À ocasião, o vice-presidente da Hutukara Associação Yanomami (HAY), Dário Kopenawa, citou o caso da comunidade Homoxi para mostrar o avanço do garimpo ilegal sobre área que deveria estar protegida.

“A comunidade e o garimpo ficam muito próximos e, por isso, as nossas crianças estão tomando água contaminada por mercúrio, 615 yanomamis foram ameaçados de morte, os garimpeiros tomaram conta do posto de saúde Yanomami. Então, a Terra Yanomami e (as margens do rio) Uraricoera estão virando quase cidades, com cantinas e prostituição entre os garimpeiros ilegais”.

O geógrafo e analista do Instituto Socioambiental (ISA) Estevão Senra apresentou dados atualizados do relatório “Yanomami sob Ataque”: até abril deste ano, já havia 4 mil hectares impactados pelo garimpo ilegal dentro da terra indígena e mais de 40 pistas clandestinas a serviço de garimpeiros e narcotraficantes.

Em 2021, a região registrou quase 50% dos casos de malária do Brasil e hoje existem cerca de 3 mil crianças com déficit nutricional, segundo Senra. “Hoje, a Terra Indígena Yanomami é palco de uma das maiores tragédias humanitárias que estão ocorrendo no Brasil. Os dois vetores principais dessa crise são o avanço do garimpo ilegal e a má gestão do distrito sanitário, que se entrelaçam e vão se realimentando”, disse.

Apesar de anúncios de R$ 200 milhões de recursos públicos aplicados em saúde indígena, as lideranças ianomâmi reclamam da falta de medicamentos e materiais básicos. Também denunciaram indicações políticas para o comando dos distritos sanitários. A coordenadora da comissão externa, deputada Joenia Wapichana (Rede-RR), já cobrou informações oficiais ao Tribunal de Contas da União e pretende pedir ao Supremo Tribunal Federal que determine providências ao Poder Executivo no âmbito de uma ação judicial (ADPF 709) já em curso.

“Realmente é uma crise humanitária.
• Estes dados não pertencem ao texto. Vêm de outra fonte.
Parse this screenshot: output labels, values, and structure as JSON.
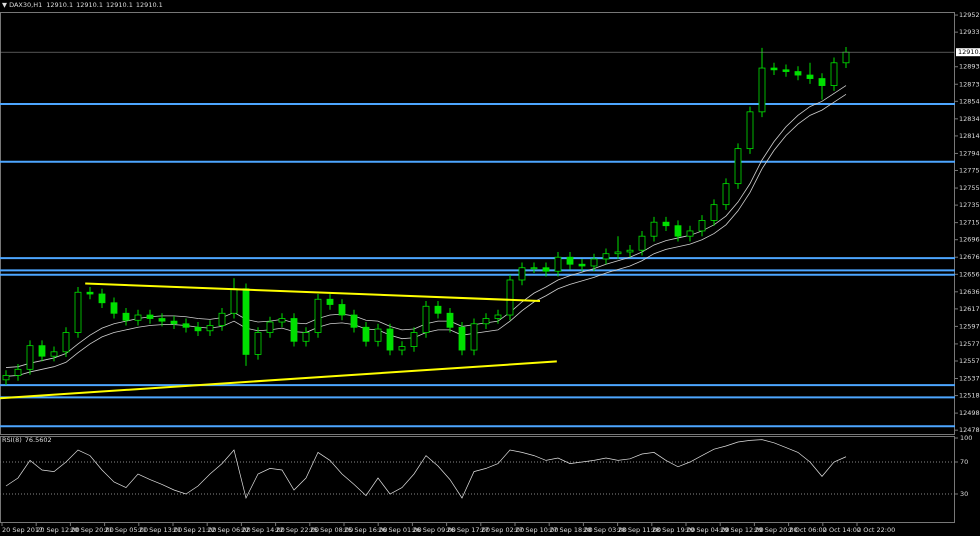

Nada justifica não ter remédio para vermes e questões básicas. É uma responsabilidade que tem de ser apurada. Uma vez que não tem uma providência enérgica para retirar garimpeiros, tem que se dar resposta para essa questão da saúde. Isso é mais do que urgente”, reclamou.

Questionado pela CNN, o Ministério da Saúde parece viver outra realidade. Por meio de nota disse que não há desabastecimento do medicamento albendazol ou outros fármacos, e alegou que continuam fazendo testes de covid-19 em áreas de maior incidência.

“O Ministério da Saúde, por meio da Secretaria Especial de Saúde Indígena (SESAI) e do DSEI-Y, informa que não há desabastecimento do medicamento albendazol ou outros fármacos. O estoque do distrito está reforçado e está sendo distribuído para abastecer os Polos Base da região. Além disso, uma nova recarga está prevista.

A Equipe Multidisciplinar de Saúde Indígena do DSEI-Y continua fazendo busca ativa por casos de Covid-19 e realizando testes em pacientes que vivem em áreas de maior incidência da doença. Não há falta de atendimento de saúde na região, uma vez que as equipes tem adaptado sua rotina de acordo com as especificidades e desafios de cada polo base ou aldeia.

O DSEI-Y está em constante vigilância do cenário epidemiológico, garantindo a melhor assistência aos povos Yanomami e Ye’kwana por intermédio de ações de promoção, prevenção e intervenção na saúde da população indígena da região.”